Back in January, when oil was selling at a level far below Baytex’s breakeven of approximately $35 per barrel, shares of the energy producer fell all the way down to $1.94 on the Toronto Stock Exchange.
Investors who were brave enough to get in then have been treated to one heck of a ride. As I type this, Baytex shares have surpassed $8. This represents a return of more than 300% in less than six months. That’s the kind of result that can really supercharge a whole portfolio.
After such a big move, investors are right to be worried. It’s only natural to expect a pullback. If oil declines from today’s levels, it’s only natural Baytex shares would tumble in response.
Over the short term, I have no idea where Baytex shares will go. If you’re like me and believe oil will eventually recover to more normalized levels of between $70 and $90 per barrel, then there’s a high probability Baytex shares will be much higher.
Here’s why.
Low-cost operations
Like many of its peers, Baytex has been aggressively cutting drilling costs. This has pushed breakeven costs down to $32 per barrel in the Eagle Ford formation in Texas. Naturally, Baytex is focusing most of its 2016 capital budget in the area.
Production is expected to be between 68,000 and 72,000 barrels of energy equivalent per day in 2016, split between oil and natural gas. That’s down a bit compared to the 81,000 barrels per day it produced in 2015, but not as much as some of its peers.
This low-cost production is good news no matter what the price of crude does. If crude recovers back to $60 per barrel, then Baytex is comfortably profitable. And if it sinks back down to $40, Baytex is well equipped to deal with that, too.
No debt issues
One of the troubles affecting Baytex’s peers is looming debt obligations. These companies are being forced to sell good assets at fire-sale prices just to pay the debt.

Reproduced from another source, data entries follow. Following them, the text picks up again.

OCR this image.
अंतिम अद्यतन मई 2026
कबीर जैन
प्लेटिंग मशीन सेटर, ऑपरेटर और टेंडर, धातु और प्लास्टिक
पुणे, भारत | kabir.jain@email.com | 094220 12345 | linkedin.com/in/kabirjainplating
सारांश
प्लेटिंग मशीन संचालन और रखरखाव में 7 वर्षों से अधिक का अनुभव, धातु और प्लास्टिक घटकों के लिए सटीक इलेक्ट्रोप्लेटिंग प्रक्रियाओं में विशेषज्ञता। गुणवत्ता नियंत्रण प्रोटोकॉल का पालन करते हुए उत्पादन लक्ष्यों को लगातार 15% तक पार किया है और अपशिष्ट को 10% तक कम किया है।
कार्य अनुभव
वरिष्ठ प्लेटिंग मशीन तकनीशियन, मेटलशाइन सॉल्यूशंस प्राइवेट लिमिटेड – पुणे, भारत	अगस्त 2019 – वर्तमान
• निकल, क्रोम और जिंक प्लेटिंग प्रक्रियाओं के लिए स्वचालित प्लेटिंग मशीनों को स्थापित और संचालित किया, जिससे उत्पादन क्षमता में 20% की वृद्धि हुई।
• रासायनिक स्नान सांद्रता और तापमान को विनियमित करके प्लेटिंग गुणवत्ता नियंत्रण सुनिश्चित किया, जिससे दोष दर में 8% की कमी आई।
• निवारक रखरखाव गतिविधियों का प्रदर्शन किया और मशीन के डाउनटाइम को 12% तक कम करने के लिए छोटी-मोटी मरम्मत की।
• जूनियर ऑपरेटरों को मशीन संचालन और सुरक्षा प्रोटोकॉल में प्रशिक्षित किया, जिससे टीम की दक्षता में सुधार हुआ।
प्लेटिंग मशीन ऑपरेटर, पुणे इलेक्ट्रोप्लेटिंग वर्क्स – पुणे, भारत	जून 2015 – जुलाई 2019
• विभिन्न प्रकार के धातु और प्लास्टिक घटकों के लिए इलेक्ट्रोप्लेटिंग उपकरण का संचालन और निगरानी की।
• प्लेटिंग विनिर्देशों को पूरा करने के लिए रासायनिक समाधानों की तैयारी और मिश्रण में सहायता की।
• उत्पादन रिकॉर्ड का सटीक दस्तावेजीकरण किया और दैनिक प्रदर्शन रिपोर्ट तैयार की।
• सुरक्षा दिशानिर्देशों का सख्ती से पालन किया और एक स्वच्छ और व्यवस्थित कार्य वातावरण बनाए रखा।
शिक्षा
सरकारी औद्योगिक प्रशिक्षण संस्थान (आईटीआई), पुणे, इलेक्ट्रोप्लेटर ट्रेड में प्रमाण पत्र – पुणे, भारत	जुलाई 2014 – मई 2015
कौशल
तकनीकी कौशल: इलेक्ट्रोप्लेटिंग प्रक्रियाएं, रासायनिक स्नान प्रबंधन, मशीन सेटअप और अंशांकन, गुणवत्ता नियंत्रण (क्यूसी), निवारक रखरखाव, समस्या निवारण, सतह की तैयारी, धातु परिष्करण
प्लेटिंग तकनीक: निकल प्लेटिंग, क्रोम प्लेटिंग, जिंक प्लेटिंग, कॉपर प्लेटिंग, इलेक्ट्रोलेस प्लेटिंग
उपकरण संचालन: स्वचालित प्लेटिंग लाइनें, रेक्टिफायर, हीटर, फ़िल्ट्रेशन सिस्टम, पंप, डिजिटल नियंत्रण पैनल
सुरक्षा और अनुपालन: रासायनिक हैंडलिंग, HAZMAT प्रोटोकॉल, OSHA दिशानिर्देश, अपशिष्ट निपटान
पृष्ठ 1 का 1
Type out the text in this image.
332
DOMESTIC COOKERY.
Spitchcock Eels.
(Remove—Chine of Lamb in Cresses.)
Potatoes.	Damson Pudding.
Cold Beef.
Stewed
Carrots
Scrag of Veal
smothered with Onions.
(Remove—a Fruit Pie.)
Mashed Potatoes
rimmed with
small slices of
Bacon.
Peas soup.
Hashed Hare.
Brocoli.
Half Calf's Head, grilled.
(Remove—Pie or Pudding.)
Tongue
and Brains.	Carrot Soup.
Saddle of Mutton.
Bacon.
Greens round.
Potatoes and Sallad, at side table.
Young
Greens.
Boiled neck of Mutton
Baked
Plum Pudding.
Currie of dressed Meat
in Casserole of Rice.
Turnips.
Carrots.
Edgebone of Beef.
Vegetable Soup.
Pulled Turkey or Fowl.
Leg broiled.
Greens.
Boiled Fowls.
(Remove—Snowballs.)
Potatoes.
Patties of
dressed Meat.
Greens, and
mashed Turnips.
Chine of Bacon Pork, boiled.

Baytex doesn’t have such problems. Yes, the company does have quite a bit of debt–the total owing sat at $1.8 billion at the end of March–but none of it is due until 2021. At this point, it doesn’t appear that Baytex will need any additional debt because it’s completely self-funding. But if it does, it still has $450 million in unutilized debt capacity.
How much upside?
Back in early 2015, Baytex shares bounced between $20 and $25 each on the Toronto Stock Exchange. Oil traded for approximately $60 per barrel.
Much has changed in a year, of course. In the spring of 2015, investors thought crude would recover to $80 or $100 per barrel pretty quickly. These days the mood has soured. There are plenty of pundits saying $80 oil is nothing but a pipe dream.
For every $10 oil has moved, Baytex shares have roughly doubled. From $30 to $40 Baytex moved from $2 to $4 per share. From $40 to $50 Baytex shares doubled again to $8. Keeping in mind that we’ve already seen shares trade at $20 per share while oil sat at $60 per barrel, I don’t think a target price of $15-16 per Baytex share is unreasonable if oil goes up another $10.
Thus, even after a 300% move from the bottom, I still think Baytex shares have plenty of upside–provided oil cooperates. If you’re a believer in crude, it’s still not too late to jump aboard the Baytex train.